Charmes J P, Nicot G, Valette J P, Claude R, Leroux-Robert C
Nouv Presse Med. 1976;5(28):1731-4.
Patients suffering from hepatic cirrhosis develop renal tubular acidosis when subjected to an acid overload. This is characterised by a fall in plasma pH and bicarbonate and by inability of the kidney to lower urine pH and to excrete a sufficient quantity of protons in the form of titratable acidy and ammonia. This disturbance is difficult to explain. It may form part of the picture of the classical functional renal insufficiency of the cirrhotic and may be a particular result of altered renal haemodynamics. Detected by the acidification test, this abnormality may be demonstrated in the absence of any other involvement of renal function.
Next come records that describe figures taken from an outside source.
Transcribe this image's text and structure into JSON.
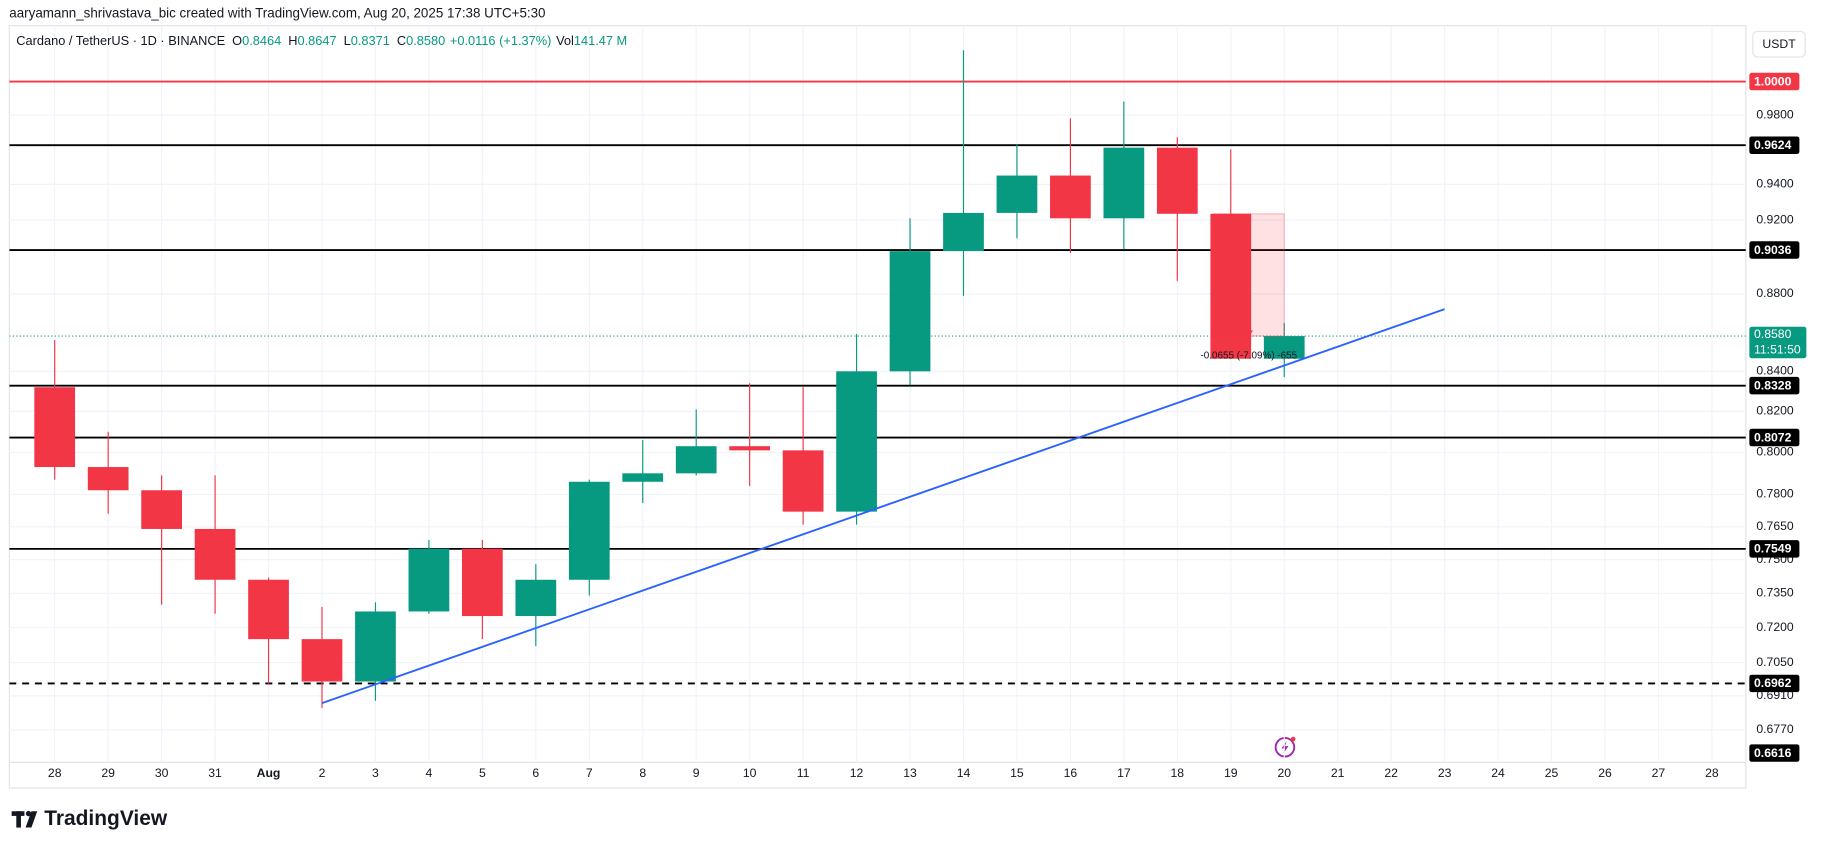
{
  "chart_data": {
    "type": "candlestick",
    "attribution": "aaryamann_shrivastava_bic created with TradingView.com, Aug 20, 2025 17:38 UTC+5:30",
    "legend": {
      "symbol": "Cardano / TetherUS · 1D · BINANCE",
      "items": [
        {
          "key": "O",
          "text": "0.8464"
        },
        {
          "key": "H",
          "text": "0.8647"
        },
        {
          "key": "L",
          "text": "0.8371"
        },
        {
          "key": "C",
          "text": "0.8580"
        }
      ],
      "change": "+0.0116 (+1.37%)",
      "volume": {
        "key": "Vol",
        "text": "141.47 M"
      }
    },
    "currency": "USDT",
    "categories": [
      "28",
      "29",
      "30",
      "31",
      "Aug",
      "2",
      "3",
      "4",
      "5",
      "6",
      "7",
      "8",
      "9",
      "10",
      "11",
      "12",
      "13",
      "14",
      "15",
      "16",
      "17",
      "18",
      "19",
      "20",
      "21",
      "22",
      "23",
      "24",
      "25",
      "26",
      "27",
      "28"
    ],
    "open": [
      0.832,
      0.793,
      0.782,
      0.764,
      0.741,
      0.715,
      0.697,
      0.727,
      0.755,
      0.725,
      0.741,
      0.786,
      0.79,
      0.803,
      0.801,
      0.772,
      0.84,
      0.903,
      0.924,
      0.945,
      0.921,
      0.961,
      0.9235,
      0.8464,
      null,
      null,
      null,
      null,
      null,
      null,
      null,
      null
    ],
    "high": [
      0.856,
      0.81,
      0.789,
      0.789,
      0.742,
      0.729,
      0.731,
      0.759,
      0.759,
      0.748,
      0.787,
      0.806,
      0.821,
      0.834,
      0.832,
      0.859,
      0.921,
      1.019,
      0.963,
      0.978,
      0.988,
      0.967,
      0.96,
      0.8647,
      null,
      null,
      null,
      null,
      null,
      null,
      null,
      null
    ],
    "low": [
      0.787,
      0.771,
      0.73,
      0.726,
      0.696,
      0.686,
      0.689,
      0.726,
      0.715,
      0.712,
      0.734,
      0.776,
      0.789,
      0.784,
      0.766,
      0.766,
      0.833,
      0.879,
      0.91,
      0.902,
      0.904,
      0.887,
      0.8464,
      0.8371,
      null,
      null,
      null,
      null,
      null,
      null,
      null,
      null
    ],
    "close": [
      0.793,
      0.782,
      0.764,
      0.741,
      0.715,
      0.697,
      0.727,
      0.755,
      0.725,
      0.741,
      0.786,
      0.79,
      0.803,
      0.801,
      0.772,
      0.84,
      0.903,
      0.924,
      0.945,
      0.921,
      0.961,
      0.9235,
      0.8464,
      0.858,
      null,
      null,
      null,
      null,
      null,
      null,
      null,
      null
    ],
    "up_color": "#089981",
    "down_color": "#f23645",
    "log_scale": true,
    "grid": true,
    "ylim": [
      0.6639,
      1.0342
    ],
    "yticks": [
      {
        "value": 0.98,
        "label": "0.9800"
      },
      {
        "value": 0.94,
        "label": "0.9400"
      },
      {
        "value": 0.92,
        "label": "0.9200"
      },
      {
        "value": 0.88,
        "label": "0.8800"
      },
      {
        "value": 0.84,
        "label": "0.8400"
      },
      {
        "value": 0.82,
        "label": "0.8200"
      },
      {
        "value": 0.8,
        "label": "0.8000"
      },
      {
        "value": 0.78,
        "label": "0.7800"
      },
      {
        "value": 0.765,
        "label": "0.7650"
      },
      {
        "value": 0.75,
        "label": "0.7500"
      },
      {
        "value": 0.735,
        "label": "0.7350"
      },
      {
        "value": 0.72,
        "label": "0.7200"
      },
      {
        "value": 0.705,
        "label": "0.7050"
      },
      {
        "value": 0.691,
        "label": "0.6910"
      },
      {
        "value": 0.677,
        "label": "0.6770"
      }
    ],
    "levels": [
      {
        "value": 1,
        "label": "1.0000",
        "color": "#f23645",
        "style": "solid"
      },
      {
        "value": 0.9624,
        "label": "0.9624",
        "color": "#000000",
        "style": "solid"
      },
      {
        "value": 0.9036,
        "label": "0.9036",
        "color": "#000000",
        "style": "solid"
      },
      {
        "value": 0.8328,
        "label": "0.8328",
        "color": "#000000",
        "style": "solid"
      },
      {
        "value": 0.8072,
        "label": "0.8072",
        "color": "#000000",
        "style": "solid"
      },
      {
        "value": 0.7549,
        "label": "0.7549",
        "color": "#000000",
        "style": "solid"
      },
      {
        "value": 0.6962,
        "label": "0.6962",
        "color": "#000000",
        "style": "dashed"
      },
      {
        "value": 0.6616,
        "label": "0.6616",
        "color": "#000000",
        "style": "solid"
      }
    ],
    "current_price": {
      "value": 0.858,
      "label": "0.8580",
      "countdown": "11:51:50",
      "color": "#089981"
    },
    "trendline": {
      "color": "#2962ff",
      "points": [
        {
          "x": "2",
          "y": 0.688
        },
        {
          "x": "23",
          "y": 0.872
        }
      ]
    },
    "measure": {
      "text": "-0.0655 (-7.09%) -655",
      "from": 0.9235,
      "to": 0.858,
      "x_from": "19",
      "x_to": "20",
      "color": "#f23645"
    }
  },
  "footer": {
    "brand": "TradingView"
  }
}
The severity of this renal tubular acidosis would appear to be related to the degree of hepatic disease.
肝硬化患者在遭受酸负荷时会发生肾小管酸中毒。其特征为血浆pH值和碳酸氢盐下降,以及肾脏无法降低尿液pH值并以可滴定酸和氨的形式排泄足够量的质子。这种紊乱难以解释。它可能是肝硬化经典功能性肾功能不全情况的一部分,也可能是肾血流动力学改变的特殊结果。通过酸化试验检测,这种异常可在肾功能无任何其他受累的情况下表现出来。这种肾小管酸中毒的严重程度似乎与肝脏疾病的程度有关。